Let $\omega$ be a circle with centre $O$. Let $\gamma$ be another circle passing through $O$ and intersecting $\omega$ at points $A$ and $B$. $A$ diameter $CD$ of $\omega$ intersects $\gamma$ at a point $P$ different from $O$. Prove that $\angle APC= \angle BPD$
Problem
Source:
Tags: geometry
13.12.2013 13:14
13.12.2013 19:49
$OA=OB$ is enough to solve the problem (they are both chords of $\gamma$).
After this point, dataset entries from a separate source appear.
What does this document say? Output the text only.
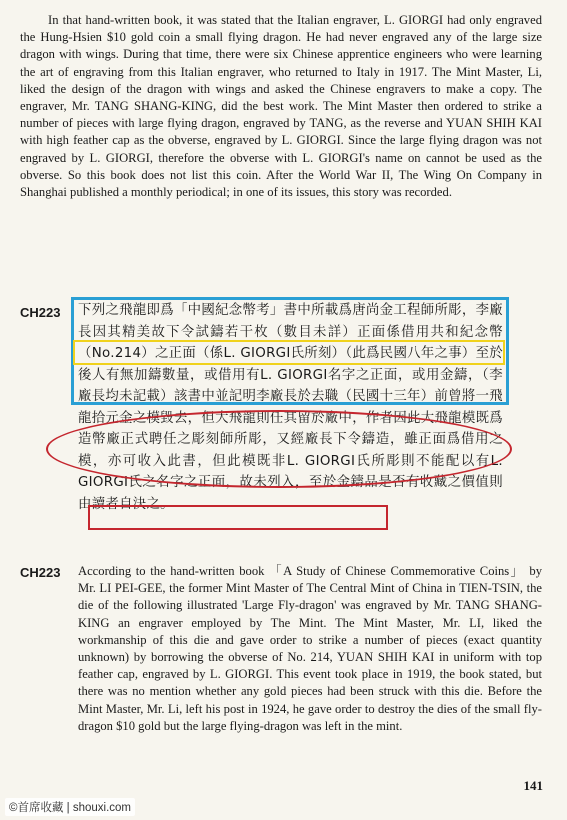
In that hand-written book, it was stated that the Italian engraver, L. GIORGI had only engraved the Hung-Hsien $10 gold coin a small flying dragon. He had never engraved any of the large size dragon with wings. During that time, there were six Chinese apprentice engineers who were learning the art of engraving from this Italian engraver, who returned to Italy in 1917. The Mint Master, Li, liked the design of the dragon with wings and asked the Chinese engravers to make a copy. The engraver, Mr. TANG SHANG-KING, did the best work. The Mint Master then ordered to strike a number of pieces with large flying dragon, engraved by TANG, as the reverse and YUAN SHIH KAI with high feather cap as the obverse, engraved by L. GIORGI. Since the large flying dragon was not engraved by L. GIORGI, therefore the obverse with L. GIORGI's name on cannot be used as the obverse. So this book does not list this coin. After the World War II, The Wing On Company in Shanghai published a monthly periodical; in one of its issues, this story was recorded.

CH223 下列之飛龍即爲「中國紀念幣考」書中所載爲唐尚金工程師所彫，李廠長因其精美故下令試鑄若干枚（數目未詳）正面係借用共和紀念幣（No.214）之正面（係L. GIORGI氏所刻）（此爲民國八年之事）至於後人有無加鑄數量，或借用有L. GIORGI名字之正面，或用金鑄，（李廠長均未記載）該書中並記明李廠長於去職（民國十三年）前曾將一飛龍拾元金之模毀去，但大飛龍則任其留於廠中，作者因此大飛龍模既爲造幣廠正式聘任之彫刻師所彫，又經廠長下令鑄造，雖正面爲借用之模，亦可收入此書，但此模既非L. GIORGI氏所彫則不能配以有L. GIORGI氏之名字之正面，故未列入，至於金鑄品是否有收藏之價值則由讀者自決之。

CH223 According to the hand-written book 「A Study of Chinese Commemorative Coins」 by Mr. LI PEI-GEE, the former Mint Master of The Central Mint of China in TIEN-TSIN, the die of the following illustrated 'Large Fly-dragon' was engraved by Mr. TANG SHANG-KING an engraver employed by The Mint. The Mint Master, Mr. LI, liked the workmanship of this die and gave order to strike a number of pieces (exact quantity unknown) by borrowing the obverse of No. 214, YUAN SHIH KAI in uniform with top feather cap, engraved by L. GIORGI. This event took place in 1919, the book stated, but there was no mention whether any gold pieces had been struck with this die. Before the Mint Master, Mr. Li, left his post in 1924, he gave order to destroy the dies of the small fly-dragon $10 gold but the large flying-dragon was left in the mint.

141
©首席收藏 | shouxi.com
Best regards, sunken rock
20.11.2015 22:26
Suppose that $A_0$ is a point on $\gamma$ such that ∠$A_0PC$ = ∠$BPD$. Then the segments $OA_0$ and $OB$ subtends same angle in the respective minor arcs, so $OA_0$ = $OB$. This shows that A lies on $\omega$ and hence $A_0 = A$. This proves that ∠$APC$= ∠$BPD$.
04.12.2015 12:07
My Solution. Clearly, $OPAB$ is cyclic, as $O,P,A,B\in \gamma.$ Thus, $\angle ABO = 180^{\circ}-\angle OPA=\angle APC.$ And, $\angle BPD=\angle OPB=\angle OAB.$ As $A,B\in \omega,$ and $O$ is the center of $\omega,$ we can say that $OA=OB,$ which implies that $\angle OAB=\angle OBA.$ Now, we can say that $\angle BPD=\angle OAB=\angle ABO=\angle APC\Rightarrow \boxed{\angle APC=\angle BPD}~.~\Square$
Attachments:

04.12.2015 13:21
Inverting the problem through $\omega $ directly solves it
10.02.2019 10:37
Let $\angle OBA=\angle OAB=\angle OPB=x $ $ \implies $ $\angle BOA=\angle BPA=180^{\circ}-2x $ $\implies $ $\angle OPB=\angle DPB=x=\angle APC $
10.02.2019 11:20
cute(ugly) solution : invert the diagram with P and denote A becoming A (for we don't need old points) . since the inversion don't change ∠(omega,line CD) ,CD is still the diameter of the reflection of omega . since DCPO are harmonic and ∠DBC is 90°(∵diameter CD), ∠ABD=∠PBD . On the other hand ,∠ABD=∠BCD, so ∠PBD=∠BCD ,showing the intersection of BD and AC point G and P,C,B lie on the same circle . In the same way we know G,P,A,D lie on the same circle , so ∠APD=∠AGD=∠BGC=∠BPC ,which is equivalent to the original problem.